Update: I was thinking about how both the Mean vs Iterations and V_d vs Iterations seem to be dependent on the number of particles in the system. That got me thinking about a possible relationship between Mean and V_d. I plotted Mean vs V_D and V_d vs Mean and the results were very fascinating. V_d vs Mean is very (almost identical) to V_d vs Iterations. And when Mean is on the y-axis, i.e., Mean vs V_d, it's just the reverse of the V_d vs Mean graph. So, there does seem to be a fascinating relationship. I really do not know how and where to proceed. A mathematical analysis is critical.
I also have confidence that this behaviour is directly related to the variable y, the random variable chosen to evolve the position of a particle. I know this since when I took it out, everything fell flat.

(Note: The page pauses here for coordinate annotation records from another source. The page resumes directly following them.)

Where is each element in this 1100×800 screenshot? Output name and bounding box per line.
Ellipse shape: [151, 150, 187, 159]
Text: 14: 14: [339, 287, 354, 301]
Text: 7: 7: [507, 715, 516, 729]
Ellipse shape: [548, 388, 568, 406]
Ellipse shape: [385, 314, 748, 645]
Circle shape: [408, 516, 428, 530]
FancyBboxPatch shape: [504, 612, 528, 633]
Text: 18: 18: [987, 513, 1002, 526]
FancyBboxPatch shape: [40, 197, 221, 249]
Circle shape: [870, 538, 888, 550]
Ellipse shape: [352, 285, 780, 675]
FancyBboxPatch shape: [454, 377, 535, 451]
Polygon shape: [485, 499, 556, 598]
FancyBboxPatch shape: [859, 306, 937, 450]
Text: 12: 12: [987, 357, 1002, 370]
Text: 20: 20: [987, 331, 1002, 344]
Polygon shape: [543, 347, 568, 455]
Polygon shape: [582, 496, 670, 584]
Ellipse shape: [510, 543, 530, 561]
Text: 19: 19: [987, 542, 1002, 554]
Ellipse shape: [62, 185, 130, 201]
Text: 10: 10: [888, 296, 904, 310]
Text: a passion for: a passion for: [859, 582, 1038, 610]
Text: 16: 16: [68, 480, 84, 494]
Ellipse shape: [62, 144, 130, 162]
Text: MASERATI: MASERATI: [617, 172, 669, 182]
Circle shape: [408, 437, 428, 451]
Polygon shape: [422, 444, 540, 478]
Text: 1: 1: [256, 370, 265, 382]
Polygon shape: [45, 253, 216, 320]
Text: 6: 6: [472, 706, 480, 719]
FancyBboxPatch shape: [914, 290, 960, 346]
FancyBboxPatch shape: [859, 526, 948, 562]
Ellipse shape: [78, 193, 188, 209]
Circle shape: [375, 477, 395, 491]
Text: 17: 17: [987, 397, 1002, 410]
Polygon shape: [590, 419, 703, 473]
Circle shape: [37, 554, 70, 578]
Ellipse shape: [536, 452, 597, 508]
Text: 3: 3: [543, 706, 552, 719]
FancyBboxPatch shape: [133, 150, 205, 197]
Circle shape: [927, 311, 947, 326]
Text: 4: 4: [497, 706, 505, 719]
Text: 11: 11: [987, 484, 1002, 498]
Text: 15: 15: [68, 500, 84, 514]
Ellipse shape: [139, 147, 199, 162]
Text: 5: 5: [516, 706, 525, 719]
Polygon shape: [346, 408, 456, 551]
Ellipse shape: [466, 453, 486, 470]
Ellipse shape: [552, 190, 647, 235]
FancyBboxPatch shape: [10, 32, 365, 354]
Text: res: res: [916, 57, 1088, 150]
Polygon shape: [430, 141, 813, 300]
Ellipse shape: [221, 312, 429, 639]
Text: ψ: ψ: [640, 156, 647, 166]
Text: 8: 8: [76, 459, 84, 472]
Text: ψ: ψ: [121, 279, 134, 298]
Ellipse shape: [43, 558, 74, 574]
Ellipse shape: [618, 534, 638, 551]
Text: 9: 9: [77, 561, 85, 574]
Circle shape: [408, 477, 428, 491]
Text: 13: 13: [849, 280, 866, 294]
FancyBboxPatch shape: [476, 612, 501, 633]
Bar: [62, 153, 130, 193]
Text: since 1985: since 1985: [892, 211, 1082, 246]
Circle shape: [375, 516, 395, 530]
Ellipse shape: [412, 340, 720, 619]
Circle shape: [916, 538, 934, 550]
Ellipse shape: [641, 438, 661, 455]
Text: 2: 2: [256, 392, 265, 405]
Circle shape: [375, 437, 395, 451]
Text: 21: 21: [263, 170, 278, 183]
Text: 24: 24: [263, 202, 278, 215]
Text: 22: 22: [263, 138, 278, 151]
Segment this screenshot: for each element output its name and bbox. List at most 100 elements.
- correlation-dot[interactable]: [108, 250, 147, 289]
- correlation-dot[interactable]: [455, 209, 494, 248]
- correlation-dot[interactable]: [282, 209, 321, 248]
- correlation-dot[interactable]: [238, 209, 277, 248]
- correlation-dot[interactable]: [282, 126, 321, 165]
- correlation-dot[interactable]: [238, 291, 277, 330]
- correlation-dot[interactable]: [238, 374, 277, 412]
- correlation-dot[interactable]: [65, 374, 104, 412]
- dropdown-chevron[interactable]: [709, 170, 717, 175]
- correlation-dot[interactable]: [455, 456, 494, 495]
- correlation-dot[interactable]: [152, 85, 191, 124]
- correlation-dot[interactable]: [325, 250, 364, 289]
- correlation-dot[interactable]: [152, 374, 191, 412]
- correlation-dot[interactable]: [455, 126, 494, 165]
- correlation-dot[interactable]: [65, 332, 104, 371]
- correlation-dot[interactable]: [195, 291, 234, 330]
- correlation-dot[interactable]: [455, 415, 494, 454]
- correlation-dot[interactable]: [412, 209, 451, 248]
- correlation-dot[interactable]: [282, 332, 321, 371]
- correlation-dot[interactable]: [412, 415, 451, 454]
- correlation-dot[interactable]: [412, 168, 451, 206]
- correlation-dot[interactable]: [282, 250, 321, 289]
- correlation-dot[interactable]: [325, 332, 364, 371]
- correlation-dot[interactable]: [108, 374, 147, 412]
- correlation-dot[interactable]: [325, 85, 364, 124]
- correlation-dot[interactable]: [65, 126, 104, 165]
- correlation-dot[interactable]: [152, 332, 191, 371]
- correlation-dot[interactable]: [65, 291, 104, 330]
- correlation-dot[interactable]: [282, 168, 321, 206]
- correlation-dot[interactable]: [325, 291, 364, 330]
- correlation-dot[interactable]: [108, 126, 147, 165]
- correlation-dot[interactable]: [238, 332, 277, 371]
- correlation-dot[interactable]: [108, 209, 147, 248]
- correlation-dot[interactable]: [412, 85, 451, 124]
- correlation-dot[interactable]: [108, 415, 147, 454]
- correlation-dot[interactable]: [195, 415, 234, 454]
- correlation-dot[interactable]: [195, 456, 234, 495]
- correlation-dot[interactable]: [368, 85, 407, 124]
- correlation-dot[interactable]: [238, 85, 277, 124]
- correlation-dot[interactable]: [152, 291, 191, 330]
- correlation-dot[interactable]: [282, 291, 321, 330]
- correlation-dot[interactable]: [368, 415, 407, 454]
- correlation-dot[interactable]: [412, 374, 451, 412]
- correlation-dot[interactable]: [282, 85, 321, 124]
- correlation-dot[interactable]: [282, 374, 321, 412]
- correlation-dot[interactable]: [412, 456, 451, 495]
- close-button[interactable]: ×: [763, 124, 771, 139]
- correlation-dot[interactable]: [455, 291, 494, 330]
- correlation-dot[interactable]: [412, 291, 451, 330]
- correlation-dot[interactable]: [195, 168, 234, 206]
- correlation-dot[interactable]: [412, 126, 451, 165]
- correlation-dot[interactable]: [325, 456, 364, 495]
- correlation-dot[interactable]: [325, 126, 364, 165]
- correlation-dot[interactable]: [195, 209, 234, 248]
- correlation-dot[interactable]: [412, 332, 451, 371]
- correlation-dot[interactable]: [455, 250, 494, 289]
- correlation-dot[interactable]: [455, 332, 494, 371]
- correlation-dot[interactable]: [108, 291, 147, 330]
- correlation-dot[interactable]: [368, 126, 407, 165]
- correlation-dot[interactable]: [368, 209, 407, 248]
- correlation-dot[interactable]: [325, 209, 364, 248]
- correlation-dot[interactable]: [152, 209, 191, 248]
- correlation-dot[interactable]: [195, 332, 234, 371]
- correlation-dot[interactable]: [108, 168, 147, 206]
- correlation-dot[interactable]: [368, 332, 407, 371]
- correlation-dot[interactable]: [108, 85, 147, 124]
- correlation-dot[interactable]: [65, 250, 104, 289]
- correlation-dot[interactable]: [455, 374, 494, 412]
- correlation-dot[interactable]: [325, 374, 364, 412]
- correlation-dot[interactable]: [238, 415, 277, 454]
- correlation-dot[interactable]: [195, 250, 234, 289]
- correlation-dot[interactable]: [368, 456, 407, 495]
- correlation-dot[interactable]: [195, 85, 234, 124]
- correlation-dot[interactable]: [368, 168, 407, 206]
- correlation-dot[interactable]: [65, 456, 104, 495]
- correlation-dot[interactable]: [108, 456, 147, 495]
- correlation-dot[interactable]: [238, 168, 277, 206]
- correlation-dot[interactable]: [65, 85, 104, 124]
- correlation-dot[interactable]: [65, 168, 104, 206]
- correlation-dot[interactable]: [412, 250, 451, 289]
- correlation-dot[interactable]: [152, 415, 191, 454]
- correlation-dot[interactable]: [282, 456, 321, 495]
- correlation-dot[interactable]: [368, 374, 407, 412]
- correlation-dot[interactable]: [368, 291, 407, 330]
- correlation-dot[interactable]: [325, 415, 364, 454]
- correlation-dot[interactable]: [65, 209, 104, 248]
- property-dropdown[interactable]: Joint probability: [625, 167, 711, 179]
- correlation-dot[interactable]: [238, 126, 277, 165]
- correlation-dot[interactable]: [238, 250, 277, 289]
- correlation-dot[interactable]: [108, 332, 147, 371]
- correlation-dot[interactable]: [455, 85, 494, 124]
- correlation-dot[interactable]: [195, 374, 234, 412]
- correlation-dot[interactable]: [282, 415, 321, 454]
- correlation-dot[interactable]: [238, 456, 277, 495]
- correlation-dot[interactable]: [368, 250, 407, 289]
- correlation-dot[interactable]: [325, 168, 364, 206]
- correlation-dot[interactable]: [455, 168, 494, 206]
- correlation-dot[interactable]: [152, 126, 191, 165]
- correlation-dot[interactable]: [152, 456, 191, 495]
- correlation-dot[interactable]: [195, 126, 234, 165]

Update: I was thinking about this simulation in general and I realized that for mean, I was using V(x), and since it was a function of sine, that could explain why it tends to a straight line. I thought I should graph a 'Mean of X' and I did and I have uploaded it (From now on, every graph with no indication whether it is a Mean of X or V(x), it should be taken as V(x). But from now on, I will be explicitly mention it). Coming to Mean of X vs Iteration, it showed a clearly exponential graph with the random Perturbation ON and OFF. I have no explanation for this. The smoothness of the curve may point to the fact that some approximation is happening somewhere. The end value is always of the form 2.5 x 10^(n+something) where n is exponent of the Iterations, of the form 10^n.